Interaction of thermal radiation in hydromagnetic viscoelastic nanomaterial subject to gyrotactic microorganisms

• Published in: Applied nanoscience Vol. 9; no. 5; pp. 1193 - 1204
• Main Authors: Waqas, M., Khan, M. Ijaz, Hayat, T., Farooq, S., Alsaedi, A.
• Format: Journal Article
• Language: English
• Published: Cham Springer International Publishing 01.07.2019; Springer Nature B.V
• Subjects: Alternative energy sources; Chemistry and Materials Science; Convection; Density; Magnetic fields; Materials Science; Membrane Biology; Microorganisms; Nanochemistry; Nanomaterials; Nanoparticles; Nanotechnology; Nanotechnology and Microengineering; Nonlinear systems; Original Article; Parameters; Solar energy; Stratified flow; Thermal radiation; Two dimensional flow; Viscoelasticity; Magnetohydrodynamics (MHD); Thermal radiation; Viscoelastic nanomaterial; Mixed convection; Stratifications
• ISSN: 2190-5509; 2190-5517
• DOI: 10.1007/s13204-018-00938-7

Importance of solar energy in human society cannot be ignored. Electricity, water, and heat can be achieved from solar power. Sustainable energy formation nowadays is a serious issue in the development of human society.
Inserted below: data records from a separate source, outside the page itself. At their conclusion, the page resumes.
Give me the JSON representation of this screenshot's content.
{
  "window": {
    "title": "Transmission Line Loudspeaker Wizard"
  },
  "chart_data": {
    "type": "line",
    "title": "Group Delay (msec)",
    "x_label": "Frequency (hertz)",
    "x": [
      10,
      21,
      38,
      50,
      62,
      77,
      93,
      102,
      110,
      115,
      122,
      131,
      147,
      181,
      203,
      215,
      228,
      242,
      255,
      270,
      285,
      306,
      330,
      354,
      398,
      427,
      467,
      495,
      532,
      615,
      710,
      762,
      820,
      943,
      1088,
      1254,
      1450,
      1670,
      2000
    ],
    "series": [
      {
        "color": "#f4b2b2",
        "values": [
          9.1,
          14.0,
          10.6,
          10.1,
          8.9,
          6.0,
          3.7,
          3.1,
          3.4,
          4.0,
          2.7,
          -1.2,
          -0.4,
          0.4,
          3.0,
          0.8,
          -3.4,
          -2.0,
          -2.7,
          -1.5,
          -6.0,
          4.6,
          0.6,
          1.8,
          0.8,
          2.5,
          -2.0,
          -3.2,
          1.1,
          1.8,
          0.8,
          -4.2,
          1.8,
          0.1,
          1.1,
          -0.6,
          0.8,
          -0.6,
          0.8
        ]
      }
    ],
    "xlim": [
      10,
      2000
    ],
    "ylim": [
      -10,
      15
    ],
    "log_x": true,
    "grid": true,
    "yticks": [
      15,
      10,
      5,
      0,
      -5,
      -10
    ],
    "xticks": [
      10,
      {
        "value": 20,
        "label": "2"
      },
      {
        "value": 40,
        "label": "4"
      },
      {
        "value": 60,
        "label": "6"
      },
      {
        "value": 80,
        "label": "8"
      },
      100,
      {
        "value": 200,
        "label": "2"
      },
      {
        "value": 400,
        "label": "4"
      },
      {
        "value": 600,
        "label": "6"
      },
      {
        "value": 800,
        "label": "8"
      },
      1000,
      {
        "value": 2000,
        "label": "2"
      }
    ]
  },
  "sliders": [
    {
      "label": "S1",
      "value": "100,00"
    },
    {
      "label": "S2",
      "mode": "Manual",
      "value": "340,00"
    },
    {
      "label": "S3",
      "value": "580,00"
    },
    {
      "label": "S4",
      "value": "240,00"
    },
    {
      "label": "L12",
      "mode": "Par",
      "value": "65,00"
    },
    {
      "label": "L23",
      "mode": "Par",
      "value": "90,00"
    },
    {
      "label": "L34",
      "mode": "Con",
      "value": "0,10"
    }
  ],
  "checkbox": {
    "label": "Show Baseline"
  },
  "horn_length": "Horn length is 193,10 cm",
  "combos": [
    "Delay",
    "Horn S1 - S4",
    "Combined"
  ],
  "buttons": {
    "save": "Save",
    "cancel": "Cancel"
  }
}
Solar energy is deliberated as one of the greatest sources of renewable energy. This energy is 2000 times larger than the utilization of human society. Thus the intention here is to address the impact of gyrotactic microorganisms on two-dimensional (2D) stratified flow of Jeffrey nanomaterial. Applied magnetic field along with mixed convection is considered in the formulation process. Theory of microorganisms is utilized just to stabilize the suspended nanoparticles through bioconvection which has been induced by combined effects of buoyancy forces and magnetic field. Convergent series solutions for the obtained nonlinear differential systems are derived. Impacts of different emerging parameters on velocity, temperature, concentration, and motile microorganisms’ density are addressed through graphs. Numerical values for the local Nusselt, Sherwood and density number of motile microorganisms are computed and analyzed. It is observed that thermal, concentration, and motile density stratification parameters result in the reduction of temperature, concentration, and motile microorganisms’ density distributions, respectively.